In Port-au-Prince, markets are not just economic engines that are crucial for the supply of basic products, they are spaces where people socialise in the Haitian capital. Even in the midst of multiple crises, all those involved in these markets are managing to carry out collective actions. Since 2019, GRET has been supporting a “commoning” dynamic around these spaces.
“Vivre dans un pays non viable[1]”: since 2018, Haiti has been experiencing yet another systemic crisis, marked by a drastic deterioration of living conditions and an unprecedented climate of insecurity. The functioning of the State has been strongly impacted, as have economic activities and free movement of goods and people.
As a result, society is becoming fractured, with isolation of territories and breakdown of the social fabric. A feeling of defiance, or in some cases abandonment, is prevalent among an increasingly vulnerable population.
Markets are symbolic spaces and central economic bodies in community life. They structure the urban space in Port-au-Prince, serving as “crisis mitigators”, providing daily access to basic foodstuffs for poor households and generating a number of informal jobs in neighbourhoods. As a sort of “city within the city”, they are also places where people socialise and engage in serious discussions – which can also lead to their manipulation during local political battles.
However, markets have not escaped the effects of the deteriorating economic and security context, which are limiting their role as a support for people with small and medium budgets during periods of multiple shocks. Traders’ (80% of whom are women) working conditions are becoming increasingly perilous: they have to cope with inflation, problems with supplies and access to basic essential services, and are being intimidated and pressurised by armed gangs.
As the sole organised element of civil society in markets and a germ of counter-power, traders’ associations are trying to protect their interests but finding it difficult to develop their advocacy.

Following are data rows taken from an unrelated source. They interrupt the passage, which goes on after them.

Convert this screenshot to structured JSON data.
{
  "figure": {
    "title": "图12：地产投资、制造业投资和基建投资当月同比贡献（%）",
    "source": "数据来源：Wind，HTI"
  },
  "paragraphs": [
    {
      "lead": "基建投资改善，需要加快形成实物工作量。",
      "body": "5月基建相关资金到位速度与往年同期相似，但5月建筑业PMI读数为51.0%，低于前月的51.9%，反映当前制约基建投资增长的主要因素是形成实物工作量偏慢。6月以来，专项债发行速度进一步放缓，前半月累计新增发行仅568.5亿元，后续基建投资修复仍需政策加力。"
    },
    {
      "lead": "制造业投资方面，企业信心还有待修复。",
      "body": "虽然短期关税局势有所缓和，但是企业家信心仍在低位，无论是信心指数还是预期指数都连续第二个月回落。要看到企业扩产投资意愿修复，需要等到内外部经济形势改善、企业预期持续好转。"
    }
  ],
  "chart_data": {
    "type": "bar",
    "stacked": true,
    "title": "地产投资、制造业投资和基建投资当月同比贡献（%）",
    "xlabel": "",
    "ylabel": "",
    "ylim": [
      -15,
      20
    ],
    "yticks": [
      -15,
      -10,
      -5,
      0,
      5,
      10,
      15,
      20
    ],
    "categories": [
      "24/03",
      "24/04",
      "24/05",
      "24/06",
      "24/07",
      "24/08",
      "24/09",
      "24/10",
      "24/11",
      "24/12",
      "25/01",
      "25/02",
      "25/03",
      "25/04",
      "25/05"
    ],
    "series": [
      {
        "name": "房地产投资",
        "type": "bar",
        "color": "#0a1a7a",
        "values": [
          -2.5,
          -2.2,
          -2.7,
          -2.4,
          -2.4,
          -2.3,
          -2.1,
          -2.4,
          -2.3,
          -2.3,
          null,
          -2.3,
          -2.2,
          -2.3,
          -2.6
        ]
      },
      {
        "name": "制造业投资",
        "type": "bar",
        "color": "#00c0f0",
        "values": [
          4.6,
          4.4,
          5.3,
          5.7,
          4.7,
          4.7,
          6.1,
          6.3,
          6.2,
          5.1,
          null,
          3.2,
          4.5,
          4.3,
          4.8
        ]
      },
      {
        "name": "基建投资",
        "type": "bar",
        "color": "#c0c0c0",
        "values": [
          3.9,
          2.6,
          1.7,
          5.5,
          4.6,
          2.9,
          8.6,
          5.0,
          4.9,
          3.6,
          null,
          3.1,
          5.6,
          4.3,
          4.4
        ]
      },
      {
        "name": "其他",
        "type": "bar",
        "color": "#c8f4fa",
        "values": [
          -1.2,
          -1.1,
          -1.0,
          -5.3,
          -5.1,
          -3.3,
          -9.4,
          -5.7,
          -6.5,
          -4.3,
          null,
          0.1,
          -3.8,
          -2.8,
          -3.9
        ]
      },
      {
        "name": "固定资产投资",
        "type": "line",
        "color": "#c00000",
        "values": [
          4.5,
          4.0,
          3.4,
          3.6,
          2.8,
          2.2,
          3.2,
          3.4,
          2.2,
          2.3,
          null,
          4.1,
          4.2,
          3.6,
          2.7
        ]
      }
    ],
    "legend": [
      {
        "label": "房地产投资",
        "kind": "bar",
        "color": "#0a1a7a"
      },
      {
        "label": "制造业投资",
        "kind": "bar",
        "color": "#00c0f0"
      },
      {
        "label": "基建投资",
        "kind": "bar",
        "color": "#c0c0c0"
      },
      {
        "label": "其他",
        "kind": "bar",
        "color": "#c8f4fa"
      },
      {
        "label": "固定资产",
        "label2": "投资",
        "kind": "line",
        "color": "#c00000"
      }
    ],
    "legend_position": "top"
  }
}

For the past four years, GRET has been working with stakeholders in three markets in Port-au-Prince (Salomon, Canapé Vert and Ravine Pintade) to boost their skills and their capacity to take action. Having initially focused on improving waste management, the team rapidly extended the project to other issues of concern identified by the stakeholders during a diagnosis, such as access to water, sanitation, drainage and electricity.
The team adopted a position of social intermediation between key market stakeholders (traders’ associations, market directors, influential traders, people supporting sales, informal workers, municipal technical services) and supported the emergence of a form of shared governance within a framework for consultation and reflection. This approach makes it possible to (re)learn how to do things together around common issues, while enabling those normally excluded from decisions to express themselves (women, stigmatised informal workers), and encouraging empowerment of all those involved in managing market facilities and services.
Since 2022, in order to address these many challenges, a commons-based approach was taken to strengthen a shared vision and citizen participation. For GRET, the commons are a dynamic: the manner in which a group of individuals becomes organised to conserve the common goods on which they depend. GRET’s experience shows that this approach is relevant, including in a crisis context, and it is a powerful lever for the evolution of social and power relationships in markets. It strengthens links between stakeholders and enables them to regain confidence in their capacities for collective action.
This programme is part of the Haitian State’s Urbayiti programme, which is co-funded by the European Union.
[1] “Living in an unviable country” Title of an editorial by Haitian journalist Frantz Duval, published in the Haitian daily newspaper Le Nouvelliste, 7 July 2020.